Speaking of folks with unexpected staying power, the Ayatollah may have changed but the issue of Iranian nuclear capability sure hasn’t gone away. In fact, those particular sabers are currently rattling almost as loudly as they were back in New York times. And going back to water pollution, the Nile remains plenty troubled.


Verse three
The radio said there were 400 dead
in some small town in Arkansas
Some whacked-out trucker
drove into a nuclear reactor
and killed everybody he saw
Now he's on Morton Downey
and he's glowing and shining
doctors say this is a medical advance
They say the bad makes the good
and there's something to be learned 
in every human experience
Well I know one thing that really is true
This here's a zoo and the keeper ain't you
And I'm sick of it 
I'm sick of you

It’s been a while since we had a good old-fashioned nuclear accident, but the success of Chernobyl last year shows that it’s not that far removed from our collective consciousness. Whacked-out people using trucks for homicidal purposes, on the other hand, are considerably more prevalent now than they were in 1989. 

Morton Downey has been dead for years and is about as 1989 as a reference gets, but he’s arguably one of the founding fathers of the current age of online journalism.
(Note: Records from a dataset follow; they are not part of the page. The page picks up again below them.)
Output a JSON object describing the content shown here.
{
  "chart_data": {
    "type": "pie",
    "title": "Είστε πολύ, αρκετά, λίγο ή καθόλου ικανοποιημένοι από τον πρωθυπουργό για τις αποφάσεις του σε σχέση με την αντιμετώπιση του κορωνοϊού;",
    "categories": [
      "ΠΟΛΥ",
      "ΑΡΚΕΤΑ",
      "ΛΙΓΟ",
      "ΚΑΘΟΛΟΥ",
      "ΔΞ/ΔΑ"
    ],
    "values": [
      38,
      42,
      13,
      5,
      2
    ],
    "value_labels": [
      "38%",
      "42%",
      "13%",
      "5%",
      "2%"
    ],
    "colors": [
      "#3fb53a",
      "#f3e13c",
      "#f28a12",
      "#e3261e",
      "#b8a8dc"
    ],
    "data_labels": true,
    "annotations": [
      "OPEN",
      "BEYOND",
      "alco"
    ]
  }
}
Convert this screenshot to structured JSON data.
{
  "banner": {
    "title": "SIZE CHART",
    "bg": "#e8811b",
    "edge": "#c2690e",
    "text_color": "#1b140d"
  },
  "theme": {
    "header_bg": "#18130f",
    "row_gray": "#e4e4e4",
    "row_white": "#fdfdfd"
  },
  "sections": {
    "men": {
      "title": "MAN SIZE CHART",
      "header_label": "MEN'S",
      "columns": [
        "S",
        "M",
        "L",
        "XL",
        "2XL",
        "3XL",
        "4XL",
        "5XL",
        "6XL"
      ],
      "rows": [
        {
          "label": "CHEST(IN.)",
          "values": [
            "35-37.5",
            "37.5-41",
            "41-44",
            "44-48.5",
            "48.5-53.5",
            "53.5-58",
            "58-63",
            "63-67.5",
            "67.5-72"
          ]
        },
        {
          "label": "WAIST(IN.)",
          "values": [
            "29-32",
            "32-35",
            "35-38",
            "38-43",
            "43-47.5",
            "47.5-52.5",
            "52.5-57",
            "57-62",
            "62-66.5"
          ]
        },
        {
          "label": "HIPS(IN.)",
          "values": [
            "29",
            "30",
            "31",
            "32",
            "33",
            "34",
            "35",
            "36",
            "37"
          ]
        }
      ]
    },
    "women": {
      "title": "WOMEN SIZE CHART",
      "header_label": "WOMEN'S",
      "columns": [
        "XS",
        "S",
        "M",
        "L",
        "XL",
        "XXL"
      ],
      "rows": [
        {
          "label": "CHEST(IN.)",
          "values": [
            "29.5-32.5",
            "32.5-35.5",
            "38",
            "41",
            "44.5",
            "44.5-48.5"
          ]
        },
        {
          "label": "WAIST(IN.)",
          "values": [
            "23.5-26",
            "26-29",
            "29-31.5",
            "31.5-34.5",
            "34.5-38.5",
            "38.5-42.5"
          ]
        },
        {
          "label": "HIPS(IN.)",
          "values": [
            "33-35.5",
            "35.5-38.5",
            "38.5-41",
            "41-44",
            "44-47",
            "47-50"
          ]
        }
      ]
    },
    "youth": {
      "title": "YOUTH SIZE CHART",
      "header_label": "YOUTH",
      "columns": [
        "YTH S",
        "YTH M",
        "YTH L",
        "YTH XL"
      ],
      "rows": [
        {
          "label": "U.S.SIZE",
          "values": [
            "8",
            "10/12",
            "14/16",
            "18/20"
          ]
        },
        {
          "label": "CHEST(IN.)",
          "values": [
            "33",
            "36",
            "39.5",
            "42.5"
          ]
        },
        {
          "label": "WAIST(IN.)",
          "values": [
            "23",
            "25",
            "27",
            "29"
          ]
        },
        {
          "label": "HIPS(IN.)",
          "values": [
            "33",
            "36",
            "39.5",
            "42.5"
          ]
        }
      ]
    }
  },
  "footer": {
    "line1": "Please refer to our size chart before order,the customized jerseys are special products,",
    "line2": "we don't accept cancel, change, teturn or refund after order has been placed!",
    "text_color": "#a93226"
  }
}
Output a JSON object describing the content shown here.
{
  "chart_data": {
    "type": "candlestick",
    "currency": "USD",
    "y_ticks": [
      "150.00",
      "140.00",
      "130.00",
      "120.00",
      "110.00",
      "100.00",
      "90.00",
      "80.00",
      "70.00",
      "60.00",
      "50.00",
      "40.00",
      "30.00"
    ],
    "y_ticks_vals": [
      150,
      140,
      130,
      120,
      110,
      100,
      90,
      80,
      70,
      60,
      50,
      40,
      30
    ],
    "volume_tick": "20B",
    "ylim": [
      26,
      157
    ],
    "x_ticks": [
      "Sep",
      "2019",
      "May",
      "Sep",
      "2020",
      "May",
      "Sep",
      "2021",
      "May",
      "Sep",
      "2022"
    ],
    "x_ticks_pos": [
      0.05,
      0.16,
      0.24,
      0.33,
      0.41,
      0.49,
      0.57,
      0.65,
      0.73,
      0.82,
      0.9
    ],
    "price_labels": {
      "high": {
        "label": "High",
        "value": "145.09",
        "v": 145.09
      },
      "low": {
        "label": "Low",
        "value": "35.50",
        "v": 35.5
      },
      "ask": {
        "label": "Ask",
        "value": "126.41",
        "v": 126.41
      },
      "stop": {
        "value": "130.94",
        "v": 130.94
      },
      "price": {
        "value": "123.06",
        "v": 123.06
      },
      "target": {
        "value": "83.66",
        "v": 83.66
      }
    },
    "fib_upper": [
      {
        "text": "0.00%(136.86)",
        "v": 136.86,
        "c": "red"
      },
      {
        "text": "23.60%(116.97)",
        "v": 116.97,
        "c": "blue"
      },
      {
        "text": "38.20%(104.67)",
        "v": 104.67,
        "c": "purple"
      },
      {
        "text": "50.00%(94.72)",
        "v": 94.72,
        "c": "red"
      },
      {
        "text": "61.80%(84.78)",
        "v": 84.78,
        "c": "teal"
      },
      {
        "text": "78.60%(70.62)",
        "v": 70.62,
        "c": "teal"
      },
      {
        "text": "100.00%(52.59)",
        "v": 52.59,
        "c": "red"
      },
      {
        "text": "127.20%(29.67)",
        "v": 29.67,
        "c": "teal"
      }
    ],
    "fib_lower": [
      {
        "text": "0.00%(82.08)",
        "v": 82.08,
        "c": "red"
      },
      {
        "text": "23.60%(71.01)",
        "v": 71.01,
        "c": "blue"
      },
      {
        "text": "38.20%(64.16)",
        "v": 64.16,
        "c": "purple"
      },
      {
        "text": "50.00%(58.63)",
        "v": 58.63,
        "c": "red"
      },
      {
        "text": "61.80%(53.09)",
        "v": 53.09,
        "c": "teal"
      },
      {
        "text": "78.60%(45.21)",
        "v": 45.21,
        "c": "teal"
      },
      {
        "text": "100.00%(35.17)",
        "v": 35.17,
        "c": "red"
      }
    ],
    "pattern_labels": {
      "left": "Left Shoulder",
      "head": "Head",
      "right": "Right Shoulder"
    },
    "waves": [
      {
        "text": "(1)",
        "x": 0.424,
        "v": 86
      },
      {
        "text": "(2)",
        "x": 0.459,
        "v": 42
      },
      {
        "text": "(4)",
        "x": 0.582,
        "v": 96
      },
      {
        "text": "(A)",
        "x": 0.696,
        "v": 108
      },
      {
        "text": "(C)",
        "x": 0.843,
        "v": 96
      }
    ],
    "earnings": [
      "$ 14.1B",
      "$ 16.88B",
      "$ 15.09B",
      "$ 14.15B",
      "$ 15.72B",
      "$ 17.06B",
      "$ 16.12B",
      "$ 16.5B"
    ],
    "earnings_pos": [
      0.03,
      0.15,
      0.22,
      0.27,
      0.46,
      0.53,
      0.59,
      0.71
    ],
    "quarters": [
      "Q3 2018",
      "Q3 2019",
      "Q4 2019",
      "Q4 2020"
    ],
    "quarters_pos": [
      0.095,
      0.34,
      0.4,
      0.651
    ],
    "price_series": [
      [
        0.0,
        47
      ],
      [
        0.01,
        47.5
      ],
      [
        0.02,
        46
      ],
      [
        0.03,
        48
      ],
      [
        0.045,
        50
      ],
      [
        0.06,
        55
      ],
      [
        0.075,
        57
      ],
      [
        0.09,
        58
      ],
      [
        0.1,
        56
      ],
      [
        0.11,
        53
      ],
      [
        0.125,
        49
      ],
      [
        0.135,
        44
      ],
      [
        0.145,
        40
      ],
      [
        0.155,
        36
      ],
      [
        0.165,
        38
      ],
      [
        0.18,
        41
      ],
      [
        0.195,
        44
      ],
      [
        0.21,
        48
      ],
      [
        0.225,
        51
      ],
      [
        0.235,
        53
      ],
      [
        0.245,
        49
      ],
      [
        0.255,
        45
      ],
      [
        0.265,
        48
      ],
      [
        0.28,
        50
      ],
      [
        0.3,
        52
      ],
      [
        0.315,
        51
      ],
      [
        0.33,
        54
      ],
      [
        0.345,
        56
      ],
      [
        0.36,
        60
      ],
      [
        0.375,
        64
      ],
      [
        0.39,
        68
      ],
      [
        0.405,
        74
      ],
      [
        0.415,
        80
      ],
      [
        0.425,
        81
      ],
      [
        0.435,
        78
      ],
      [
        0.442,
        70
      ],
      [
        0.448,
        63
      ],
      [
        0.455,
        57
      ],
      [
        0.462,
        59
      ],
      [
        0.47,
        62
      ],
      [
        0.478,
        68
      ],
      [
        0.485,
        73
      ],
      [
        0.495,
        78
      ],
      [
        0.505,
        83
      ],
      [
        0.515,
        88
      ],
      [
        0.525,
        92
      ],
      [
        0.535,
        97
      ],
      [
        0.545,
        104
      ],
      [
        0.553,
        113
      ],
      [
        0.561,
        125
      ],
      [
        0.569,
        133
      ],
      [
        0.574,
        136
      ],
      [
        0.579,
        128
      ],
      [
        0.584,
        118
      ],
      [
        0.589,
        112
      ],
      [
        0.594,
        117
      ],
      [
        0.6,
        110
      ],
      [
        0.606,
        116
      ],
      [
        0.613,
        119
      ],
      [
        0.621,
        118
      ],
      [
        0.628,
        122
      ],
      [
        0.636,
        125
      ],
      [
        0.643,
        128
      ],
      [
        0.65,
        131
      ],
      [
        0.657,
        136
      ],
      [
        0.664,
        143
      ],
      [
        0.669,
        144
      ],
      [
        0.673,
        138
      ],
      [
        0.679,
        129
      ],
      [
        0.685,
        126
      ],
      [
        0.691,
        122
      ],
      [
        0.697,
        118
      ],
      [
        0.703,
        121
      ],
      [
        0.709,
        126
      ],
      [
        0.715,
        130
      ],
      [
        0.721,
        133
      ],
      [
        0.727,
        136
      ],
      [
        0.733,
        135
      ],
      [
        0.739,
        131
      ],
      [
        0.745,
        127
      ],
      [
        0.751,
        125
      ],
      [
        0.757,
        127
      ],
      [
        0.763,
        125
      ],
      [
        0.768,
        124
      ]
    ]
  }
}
Downey would have thrived in the age of clickbait. It’s not hard to imagine any number of YouTubers fighting it out to give a forum to a radioactive mass murderer, nor is it tough to picture the establishment scrambling to explain to us why this is in fact a good thing for us on the whole. Yet again, Lou traffics in universals.

Verse four
They ordained the Trumps
and then he got the mumps
and died being treated at Mt. Sinai
And my best friend Bill
died from a poison pill
some wired doctor prescribed for stress
My arms and legs are shrunk
the food all has lumps
They discovered some animal no one's ever seen
It was a inside trader eating a rubber tire
after running over Rudy Giuliani
They say the president's dead
but no one can find his head
It's been missing now for weeks
But no one noticed it
he has seemed so fit
and I'm sick of it

OK, now we’re in the thick of it. Donald Trump was a big deal back in 1989 and has gone on to some notable personal successes in the subsequent decades. Neither he nor his then-wife Ivanna has, to my knowledge, thus far been ordained by any sanctioned religious body. There has, however, been the occasional suggestion that his partisans have come to regard him with a certain deity-ish dedication — some manner of “chosen one,” if you will. As for the mumps business, Lou seems to have missed the boat on this point, although it should be noted that this piece is being written on the cusp of a pandemic.

Speaking of epidemics, that doctor-prescribed poison pill Lou mentions? I'll refer you to your local opioid task force.

Moving right along, remember inside traders? They were all the rage in 1989 but Martha Stewart effectively killed the brand back in ‘04. But about that guy said trader ran over — at the time of “Sick of You,” Rudy was a flashy U.S. Attorney who’d presided over some high profile cases, including a celebrated Mafia takedown. He was also in the process of running for mayor of New York City, a job he’d ultimately lose to David Dinkins. But folks, Rudy casts a mighty long shadow. He eventually recast himself as the destroyer of much of the seedy New York weirdness that Lou Reed chronicled so love/hatingly. He is currently tasked with helping the president find his head, and is plainly doing a bang-up job of it.  

So what do we make of all of this Lou Reed prognostication 30 years on? And what would Lou himself think about the ongoing relevance of New York in the post-Dinkins/Giuliani/Bloomberg/Bush/Clinton/Bush/Obama/Jeter/9-11/Sandy/Lou Reed era? 

Only Lou’s wandering ghost can say for sure, but I’m going to guess he’d be sick of it.